Citando Maria Gabriela Llansol, o curador articula a Bienal em torno do conceito de ‘fulgor’, propondo a criação de uma liberdade sustentada nos afetos, na sua capacidade de propor e de constantemente reiterar novas experiências e enquadramentos sensíveis. Partindo desta premissa, a exposição consolida uma apresentação coletiva e múltipla que pretende, mais do que apresentar uma seleção pré-determinada, utilizar um recorte do panorama artístico para dinamizar uma “partilha do sensível”1 que se traduz não só nas visitas e encontros com os objetos, mas também nas ativações subsequentes que pretendem continuamente promover uma aproximação entre espetador, artista e objeto e processo artístico. Deste modo, a coleção de obras aqui apresentadas multiplica-se na sua variedade, apresentando um diálogo constante entre a produção contemporânea e algumas obras menos recentes, cujo objetivo é o de multiplicar, ramificar e dar a ver o radicalmente diferente. A ideia de Llansol que ocupa o centro da exposição parece reverberar as ideias de Deleuze e Guattari perante a arte: “É de toda a Arte que seria preciso dizer: o artista é mostrador de afectos, inventor de afectos, criador de afectos, em relação com os perceptos ou visões que nos dá.”2 É sobre esta premissa - a vontade de continuamente multiplicar os afetos, explicitamente politizados - que a Bienal parece lutar por construir um espaço de liberdade, onde a criação artística reflete precisamente essa capacidade.
Se a mostra se desdobra numa enorme variedade de artistas e práticas, um nome é sugerido pelo curador enquanto central: o de Eduardo Batarda. Ocupando parte considerável da exposição, a série recente Misquoteros: A Selection of T-Shirt Fronts protagoniza esta relação com um claro humor imediatamente presente no jogo de palavras que a intitula.

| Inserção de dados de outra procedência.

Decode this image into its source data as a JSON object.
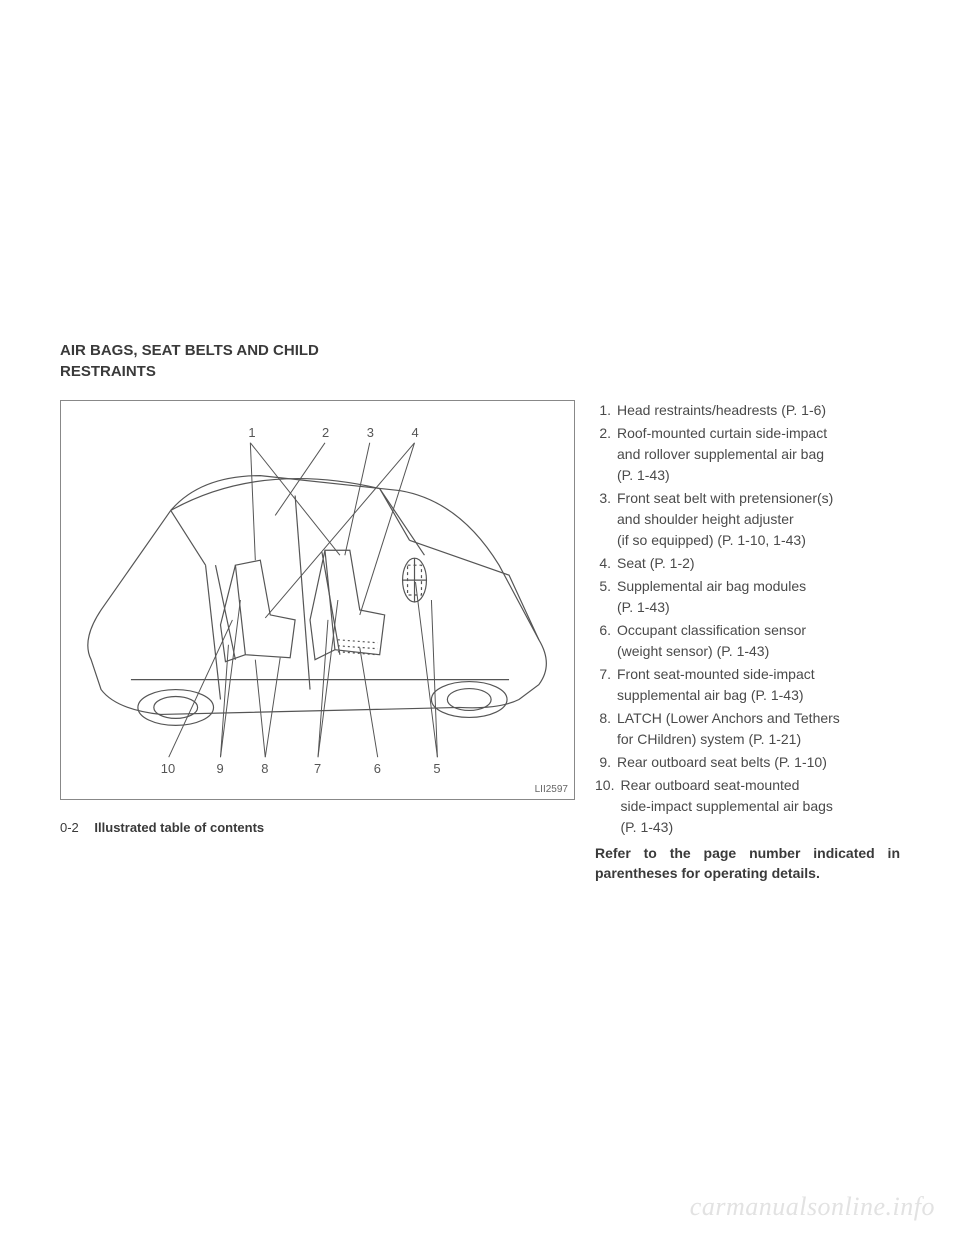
{
  "section_title_line1": "AIR BAGS, SEAT BELTS AND CHILD",
  "section_title_line2": "RESTRAINTS",
  "diagram": {
    "code": "LII2597",
    "top_callouts": [
      "1",
      "2",
      "3",
      "4"
    ],
    "bottom_callouts": [
      "10",
      "9",
      "8",
      "7",
      "6",
      "5"
    ]
  },
  "items": [
    {
      "num": "1.",
      "lines": [
        "Head restraints/headrests (P. 1-6)"
      ]
    },
    {
      "num": "2.",
      "lines": [
        "Roof-mounted curtain side-impact",
        "and rollover supplemental air bag",
        "(P. 1-43)"
      ]
    },
    {
      "num": "3.",
      "lines": [
        "Front seat belt with pretensioner(s)",
        "and shoulder height adjuster",
        "(if so equipped) (P. 1-10, 1-43)"
      ]
    },
    {
      "num": "4.",
      "lines": [
        "Seat (P. 1-2)"
      ]
    },
    {
      "num": "5.",
      "lines": [
        "Supplemental air bag modules",
        "(P. 1-43)"
      ]
    },
    {
      "num": "6.",
      "lines": [
        "Occupant classification sensor",
        "(weight sensor) (P. 1-43)"
      ]
    },
    {
      "num": "7.",
      "lines": [
        "Front seat-mounted side-impact",
        "supplemental air bag (P. 1-43)"
      ]
    },
    {
      "num": "8.",
      "lines": [
        "LATCH (Lower Anchors and Tethers",
        "for CHildren) system (P. 1-21)"
      ]
    },
    {
      "num": "9.",
      "lines": [
        "Rear outboard seat belts (P. 1-10)"
      ]
    },
    {
      "num": "10.",
      "lines": [
        "Rear outboard seat-mounted",
        "side-impact supplemental air bags",
        "(P. 1-43)"
      ]
    }
  ],
  "refer_text": "Refer to the page number indicated in parentheses for operating details.",
  "footer": {
    "page": "0-2",
    "section": "Illustrated table of contents"
  },
  "watermark": "carmanualsonline.info"
}
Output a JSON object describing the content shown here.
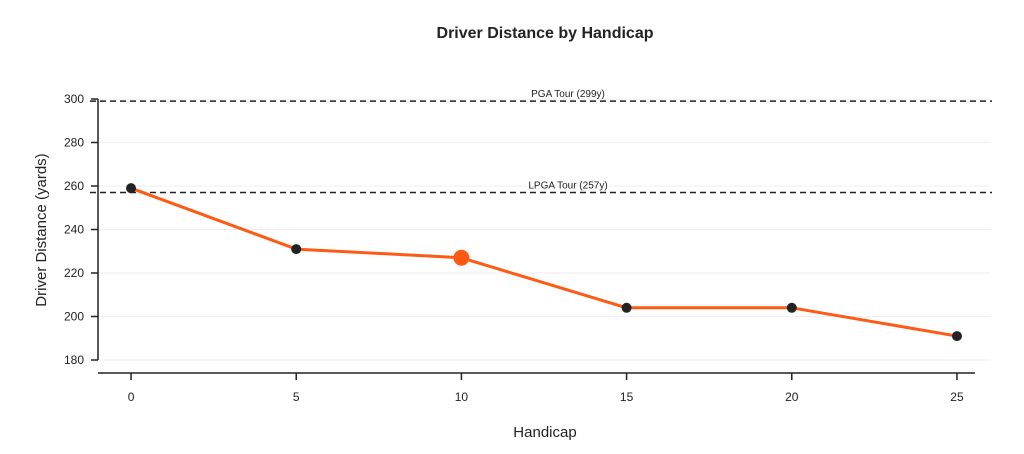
{
  "chart_data": {
    "type": "line",
    "title": "Driver Distance by Handicap",
    "xlabel": "Handicap",
    "ylabel": "Driver Distance (yards)",
    "x": [
      0,
      5,
      10,
      15,
      20,
      25
    ],
    "xticks": [
      0,
      5,
      10,
      15,
      20,
      25
    ],
    "yticks": [
      180,
      200,
      220,
      240,
      260,
      280,
      300
    ],
    "xlim": [
      -1,
      26
    ],
    "ylim": [
      180,
      300
    ],
    "grid": "horizontal",
    "series": [
      {
        "values": [
          259,
          231,
          227,
          204,
          204,
          191
        ],
        "highlight_x": 10
      }
    ],
    "reference_lines": [
      {
        "label": "PGA Tour (299y)",
        "y": 299
      },
      {
        "label": "LPGA Tour (257y)",
        "y": 257
      }
    ],
    "colors": {
      "line": "#ff5a14",
      "marker": "#222222",
      "highlight": "#ff5a14",
      "grid": "#eeeeee",
      "axis": "#222222"
    }
  }
}
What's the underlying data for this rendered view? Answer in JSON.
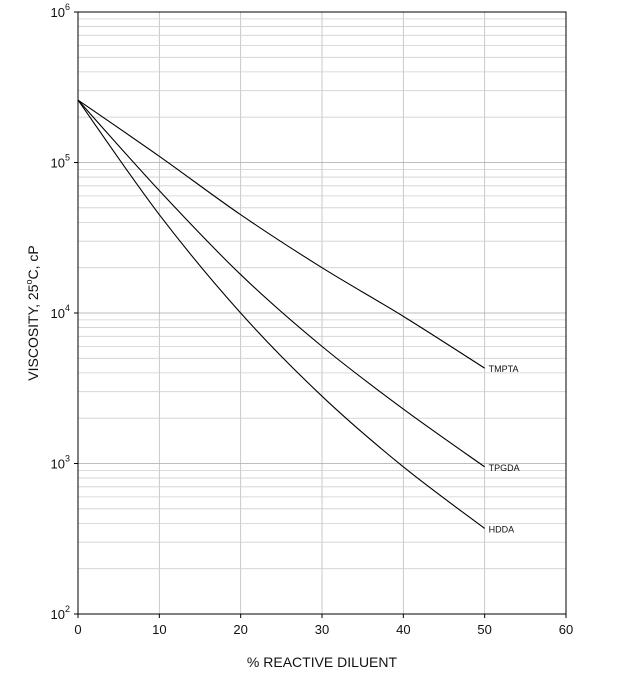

Nesta série de pinturas, a produção de sentido parece, ao mesmo tempo, amplificada pelo uso do texto e problematizada pela sua incoerência. O contacto com o estranho, o ambíguo - o texto que parece tocar no non-sense - centraliza a experiência que o projeto curatorial procura expandir a todos os objetos que ocupam o Fórum da Maia. É deste modo que, canalizando a mesma energia, a restante exposição articula obras que remetem ao sonho, à ilusão, à criação inocente, ao contacto com epistemologias alternativas, onde a divisão entre alta e baixa cultura se desvanece num espaço que pretende ser horizontal.
Neste trajeto, encontramos trabalhos como os de André Romão, remetente a uma projeção onírica do estado do sonho; de Francisco Trêpa, que aponta para a construção de entidades e imaginários desprovidos das contingências da experiência; de Jiôn Kiim, que apresenta pinturas abstratas, mas expressivas de uma forte relação espiritual; e de Pedro Huet ou Pedro Moreira, cujo levantamento da cultura pop alicerça a capacidade de pensar o fantasioso. O espaço natural ocupa também um enorme protagonismo, remetendo para um questionamento sobre a centralidade da experiência humana. Encontramos, nos trabalhos de Mariana Vilanova, Rita Castanheira e de Bartolomeu Gusmão, uma oportunidade de repensar o meio artístico como ferramenta de representação que pode recentralizar-se em novos contextos tecnológicos e sociais.
Estamos perante uma Bienal que, através do fulgor, almeja a liberdade perante o caos, e a liberdade perante o sensível que necessariamente reitera o diferente. Então, lembramos: “A Arte luta com o Caos, mas para torná-lo sensível.”3
A Bienal de Arte Contemporânea da Maia pode ser visitada até dia 14 de setembro.
1 Rancière, J. A Partilha do Sensível.